ReviewThe Turning film review: Henry James horror classic gets confusing and messy adaptation
- This update of James’s 1898 ghost novella The Turn of the Screw proves an empty film that will leave cinema-goers mystified by the end
- Despite good acting by a strong cast, director Floria Sigismondi lets things down with wayward directing

2/5 stars
This pedestrian ghost story plods along in a vaguely competent manner until a thoroughly muddled ending makes the whole experience pointless.
A contemporary update of Henry James’s 1898 ghost novella The Turn of the Screw, The Turning banishes the subtle supernatural touches of the source work but fails to replace them with any notable shocks.
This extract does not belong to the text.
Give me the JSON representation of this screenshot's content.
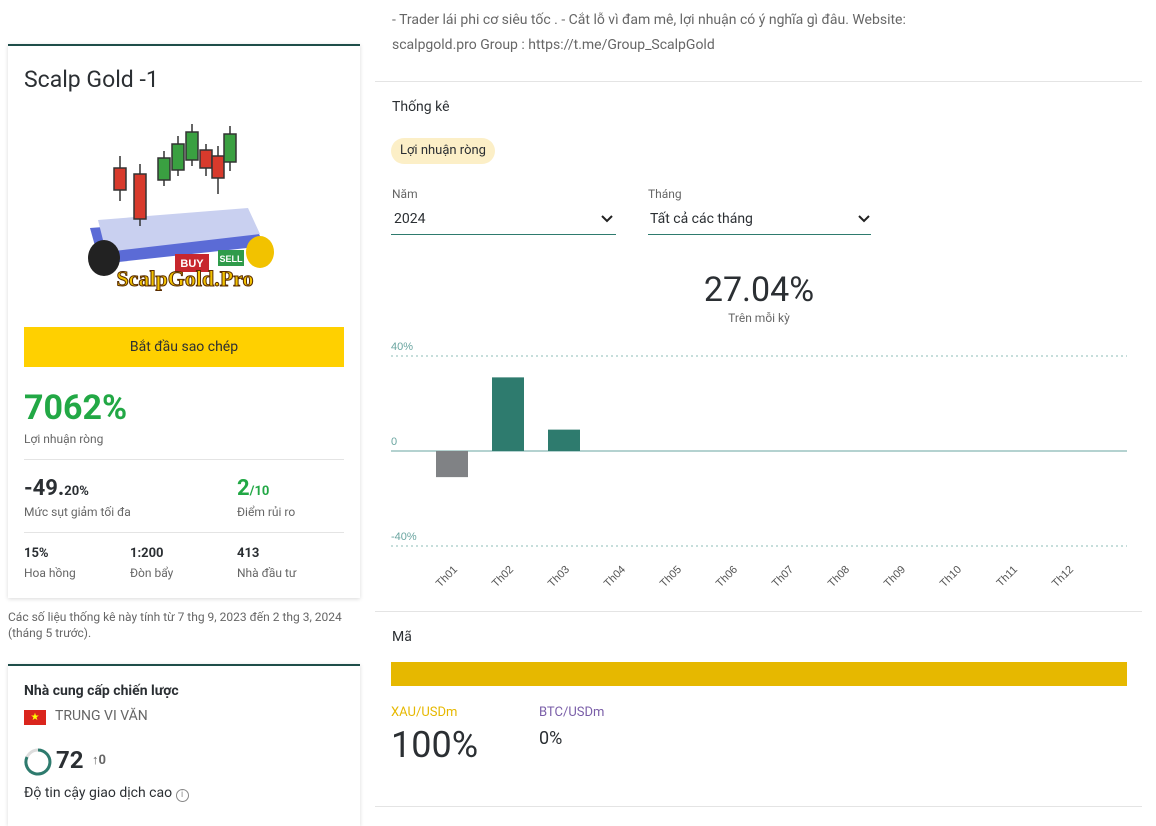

The result is an empty film which ends up a confusing mess.
A brief prologue shows a young woman fleeing an isolated Gothic mansion in a panic, only to be attacked by a mysterious figure when she reaches the gate. The story proper begins when former teacher Kate (Mackenzie Davis) moves into the mansion to take on the job of governess to two spooky children.
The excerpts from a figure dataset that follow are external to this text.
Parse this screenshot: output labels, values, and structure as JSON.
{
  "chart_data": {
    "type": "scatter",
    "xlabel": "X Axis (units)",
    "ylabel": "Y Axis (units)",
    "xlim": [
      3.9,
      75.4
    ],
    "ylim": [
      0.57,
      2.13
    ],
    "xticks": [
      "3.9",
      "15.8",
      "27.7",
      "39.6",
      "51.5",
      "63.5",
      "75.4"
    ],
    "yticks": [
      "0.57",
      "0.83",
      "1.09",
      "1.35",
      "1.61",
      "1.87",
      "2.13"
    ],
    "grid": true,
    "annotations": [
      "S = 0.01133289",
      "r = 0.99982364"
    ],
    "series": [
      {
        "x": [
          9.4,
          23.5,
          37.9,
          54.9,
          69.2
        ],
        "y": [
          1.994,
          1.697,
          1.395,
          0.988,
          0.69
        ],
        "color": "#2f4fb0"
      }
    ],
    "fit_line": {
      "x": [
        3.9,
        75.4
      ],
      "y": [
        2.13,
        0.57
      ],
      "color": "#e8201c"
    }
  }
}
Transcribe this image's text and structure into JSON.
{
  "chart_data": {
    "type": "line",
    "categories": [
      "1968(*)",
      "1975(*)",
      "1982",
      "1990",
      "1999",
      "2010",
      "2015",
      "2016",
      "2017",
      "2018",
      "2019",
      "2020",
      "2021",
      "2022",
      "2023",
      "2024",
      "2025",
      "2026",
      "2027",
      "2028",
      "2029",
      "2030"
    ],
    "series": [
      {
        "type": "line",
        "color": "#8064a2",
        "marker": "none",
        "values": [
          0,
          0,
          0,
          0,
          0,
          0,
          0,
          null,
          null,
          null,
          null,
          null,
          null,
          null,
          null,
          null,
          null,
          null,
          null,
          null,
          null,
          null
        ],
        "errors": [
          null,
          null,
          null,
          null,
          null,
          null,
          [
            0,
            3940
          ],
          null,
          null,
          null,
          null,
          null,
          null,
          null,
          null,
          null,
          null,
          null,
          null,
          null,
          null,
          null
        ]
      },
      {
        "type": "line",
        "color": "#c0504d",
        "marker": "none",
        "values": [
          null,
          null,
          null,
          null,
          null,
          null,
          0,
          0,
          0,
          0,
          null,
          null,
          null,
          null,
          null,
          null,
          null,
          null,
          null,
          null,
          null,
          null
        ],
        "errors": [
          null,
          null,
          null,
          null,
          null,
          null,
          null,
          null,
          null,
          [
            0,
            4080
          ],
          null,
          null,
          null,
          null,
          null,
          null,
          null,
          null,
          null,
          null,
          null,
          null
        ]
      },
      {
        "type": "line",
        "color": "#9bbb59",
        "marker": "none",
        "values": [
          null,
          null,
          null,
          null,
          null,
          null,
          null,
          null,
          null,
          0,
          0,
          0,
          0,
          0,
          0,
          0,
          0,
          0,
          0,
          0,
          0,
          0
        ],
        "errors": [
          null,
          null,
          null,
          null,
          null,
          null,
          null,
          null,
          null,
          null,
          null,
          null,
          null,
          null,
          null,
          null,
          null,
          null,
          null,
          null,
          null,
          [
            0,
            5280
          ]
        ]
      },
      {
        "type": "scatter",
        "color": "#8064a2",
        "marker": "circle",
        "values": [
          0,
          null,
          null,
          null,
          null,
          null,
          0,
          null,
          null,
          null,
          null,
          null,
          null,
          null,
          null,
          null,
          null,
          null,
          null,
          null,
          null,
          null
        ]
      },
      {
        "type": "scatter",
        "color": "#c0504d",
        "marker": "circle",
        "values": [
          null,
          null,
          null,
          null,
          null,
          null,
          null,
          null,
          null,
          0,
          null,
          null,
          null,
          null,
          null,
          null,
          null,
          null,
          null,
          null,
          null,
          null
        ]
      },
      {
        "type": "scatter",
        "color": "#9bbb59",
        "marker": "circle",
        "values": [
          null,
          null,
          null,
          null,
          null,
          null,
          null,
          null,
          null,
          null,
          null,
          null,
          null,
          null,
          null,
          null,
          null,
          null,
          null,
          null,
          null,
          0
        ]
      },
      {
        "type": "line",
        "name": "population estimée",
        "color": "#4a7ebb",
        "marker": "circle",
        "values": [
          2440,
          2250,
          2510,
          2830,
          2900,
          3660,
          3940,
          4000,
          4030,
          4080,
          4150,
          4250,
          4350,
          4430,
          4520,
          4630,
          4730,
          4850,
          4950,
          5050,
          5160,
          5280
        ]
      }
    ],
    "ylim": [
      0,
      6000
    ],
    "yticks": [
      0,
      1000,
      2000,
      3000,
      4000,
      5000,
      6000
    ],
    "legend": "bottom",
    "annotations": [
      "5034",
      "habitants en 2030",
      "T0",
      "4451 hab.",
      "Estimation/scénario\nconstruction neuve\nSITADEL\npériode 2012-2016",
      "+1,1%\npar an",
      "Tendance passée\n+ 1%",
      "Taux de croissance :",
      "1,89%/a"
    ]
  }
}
Kate’s charges are the young Flora (Brooklynn Prince from The Florida Project ) and her teenage brother Miles (Finn Wolfhard from Stranger Things), both of whom enjoy taunting her. The children’s parents are both dead, and the moody kids are looked after by the stern housekeeper Mrs Grose.
Bedtimes are particularly fraught and Kate keeps noticing creepy figures wandering around the grounds. She gradually learns that the mansion’s former horse-riding instructor met a grisly end, something which Mrs Grose says was well deserved.